Langsam öffnete ich wieder die Augen und wachte auf aus meinem kleinen Tagtraum, da war ich doch glatt ein bisschen eingenickt. Papa und unser Nachbar konnten sich auch gar nicht voneinander lösen, nur ein bisschen lauter waren sie geworden. Das machte aber nichts, ich schloss einfach noch ein bisschen die Augen und genoss die Stimmung. Immer noch war es so ruhig und träge, so dass ich sogar mehr als ein paar Fetzen von der Unterhaltung aus der Bucht nebenan erhaschte, wo mein Vater sich mit dem „Kollegen" unterhielt.
„Sag mal Erwin, benutzt du eigentlich auch bunte Pasten als Köder?"
„Ja, das mache ich. Heute Morgen hat der Pächter erzählt, dass die einzigen Fische, die heute Morgen hier gefangen wurden, alle auf die gelbe Paste gebissen haben."

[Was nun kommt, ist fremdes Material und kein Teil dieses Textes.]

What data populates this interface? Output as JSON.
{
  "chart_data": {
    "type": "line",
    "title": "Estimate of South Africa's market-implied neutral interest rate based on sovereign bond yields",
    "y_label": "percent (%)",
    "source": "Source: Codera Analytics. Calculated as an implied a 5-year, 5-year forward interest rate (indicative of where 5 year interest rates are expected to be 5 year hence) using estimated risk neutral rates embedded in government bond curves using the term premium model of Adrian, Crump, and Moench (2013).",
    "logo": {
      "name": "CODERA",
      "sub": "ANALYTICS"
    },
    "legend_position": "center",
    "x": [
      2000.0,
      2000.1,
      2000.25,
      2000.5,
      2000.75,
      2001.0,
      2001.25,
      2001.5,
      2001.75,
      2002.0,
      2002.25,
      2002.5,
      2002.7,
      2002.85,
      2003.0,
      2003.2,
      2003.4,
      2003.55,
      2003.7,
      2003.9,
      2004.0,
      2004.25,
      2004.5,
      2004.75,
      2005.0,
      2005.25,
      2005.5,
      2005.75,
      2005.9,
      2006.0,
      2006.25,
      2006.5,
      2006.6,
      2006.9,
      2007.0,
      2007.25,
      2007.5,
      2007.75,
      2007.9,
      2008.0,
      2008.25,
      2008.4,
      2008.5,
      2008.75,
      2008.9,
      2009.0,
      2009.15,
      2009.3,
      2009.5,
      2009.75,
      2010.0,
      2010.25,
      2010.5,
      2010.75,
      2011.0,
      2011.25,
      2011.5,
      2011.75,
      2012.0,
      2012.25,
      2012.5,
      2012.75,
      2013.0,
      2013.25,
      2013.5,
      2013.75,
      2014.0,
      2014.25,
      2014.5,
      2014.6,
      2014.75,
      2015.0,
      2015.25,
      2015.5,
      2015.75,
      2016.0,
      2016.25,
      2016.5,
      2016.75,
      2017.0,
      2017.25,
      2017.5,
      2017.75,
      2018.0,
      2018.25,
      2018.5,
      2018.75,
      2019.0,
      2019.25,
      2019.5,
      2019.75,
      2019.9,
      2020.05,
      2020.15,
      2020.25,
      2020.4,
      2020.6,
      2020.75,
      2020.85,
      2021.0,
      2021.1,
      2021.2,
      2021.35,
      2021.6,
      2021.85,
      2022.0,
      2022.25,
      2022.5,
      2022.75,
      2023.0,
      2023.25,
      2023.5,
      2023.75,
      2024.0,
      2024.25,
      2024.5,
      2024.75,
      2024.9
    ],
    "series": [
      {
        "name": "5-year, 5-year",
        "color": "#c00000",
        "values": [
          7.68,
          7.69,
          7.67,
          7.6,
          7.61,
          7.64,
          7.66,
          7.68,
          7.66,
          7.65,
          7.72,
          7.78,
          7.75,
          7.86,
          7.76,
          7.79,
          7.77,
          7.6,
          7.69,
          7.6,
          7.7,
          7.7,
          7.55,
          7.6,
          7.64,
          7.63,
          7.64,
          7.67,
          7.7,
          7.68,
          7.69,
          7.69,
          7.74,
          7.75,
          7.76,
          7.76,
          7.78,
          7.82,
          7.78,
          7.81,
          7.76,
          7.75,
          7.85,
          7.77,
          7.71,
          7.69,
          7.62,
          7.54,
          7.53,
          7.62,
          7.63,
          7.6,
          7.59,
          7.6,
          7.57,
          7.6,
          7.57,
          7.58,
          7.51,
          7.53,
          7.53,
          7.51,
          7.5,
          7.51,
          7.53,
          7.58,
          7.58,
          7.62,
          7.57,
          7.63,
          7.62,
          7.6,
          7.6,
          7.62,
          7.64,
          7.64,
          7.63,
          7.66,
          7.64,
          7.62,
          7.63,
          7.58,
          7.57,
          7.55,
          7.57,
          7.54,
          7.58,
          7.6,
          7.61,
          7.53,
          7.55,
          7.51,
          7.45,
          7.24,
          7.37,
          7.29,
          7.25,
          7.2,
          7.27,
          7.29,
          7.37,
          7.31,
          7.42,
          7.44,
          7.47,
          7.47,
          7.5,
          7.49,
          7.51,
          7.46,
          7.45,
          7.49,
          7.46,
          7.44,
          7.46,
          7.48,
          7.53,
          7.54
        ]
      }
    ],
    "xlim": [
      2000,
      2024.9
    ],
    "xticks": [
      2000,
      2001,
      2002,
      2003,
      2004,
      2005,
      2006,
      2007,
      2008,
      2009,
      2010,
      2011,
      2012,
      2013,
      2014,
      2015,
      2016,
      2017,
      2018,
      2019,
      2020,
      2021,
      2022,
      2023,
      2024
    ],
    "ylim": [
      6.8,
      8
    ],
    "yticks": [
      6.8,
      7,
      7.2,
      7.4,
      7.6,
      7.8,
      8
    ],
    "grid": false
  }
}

„Und, hast du es ausprobiert?"
„Ja, habe ich, meine Lütte hat das mitbekommen und hat mir gleich ein Glas gekauft, als sie Kaffee besorgt hat.- Hat aber auch nichts gebracht, hat trotzdem kein Fisch gebissen."
„Deine Lütte?"
„Ja, ich weiß. Sie wird dieses Jahr fünfzig, wird trotzdem immer meine Lütte bleiben."
„Aber angeln tut sie nicht - oder?"
„Sie kann es schon, aber sie mag es nicht. Meine Augen sind nicht mehr so gut und dann hilft sie mir schon. Heute Morgen hat sie mir sogar die Maden auf den Haken gezogen, obwohl das nie ihre Aufgabe war. Ich konnte die kleinen Dinger aber einfach nicht mehr greifen."
„Hast du ein Glück, meine Kinder konnte ich nie dazu bewegen mitzukommen."
„Doch, das war damals eine Möglichkeit Zeit gemeinsam zu verbringen. Die Kleine hat mich aber auch viele Nerven gekostet. Kennst Du da hinten den Fluss, mit den ganzen Biegungen?"
„Du meinst den mit den vielen Trauerweiden, die auf der anderen Seite stehen?"
„Genau, den."
„Ich habe den Fehler begangen ihr an dem Fluss das Angeln beibringen zu wollen. So breit ist er ja nicht. Ich wollte, dass sie es lernt und sie wollte es nicht. Sie war erst acht Jahre alt. Vorher wusste ich gar nicht, mit wie viel Schwung sie schon die Angel auswerfen kann."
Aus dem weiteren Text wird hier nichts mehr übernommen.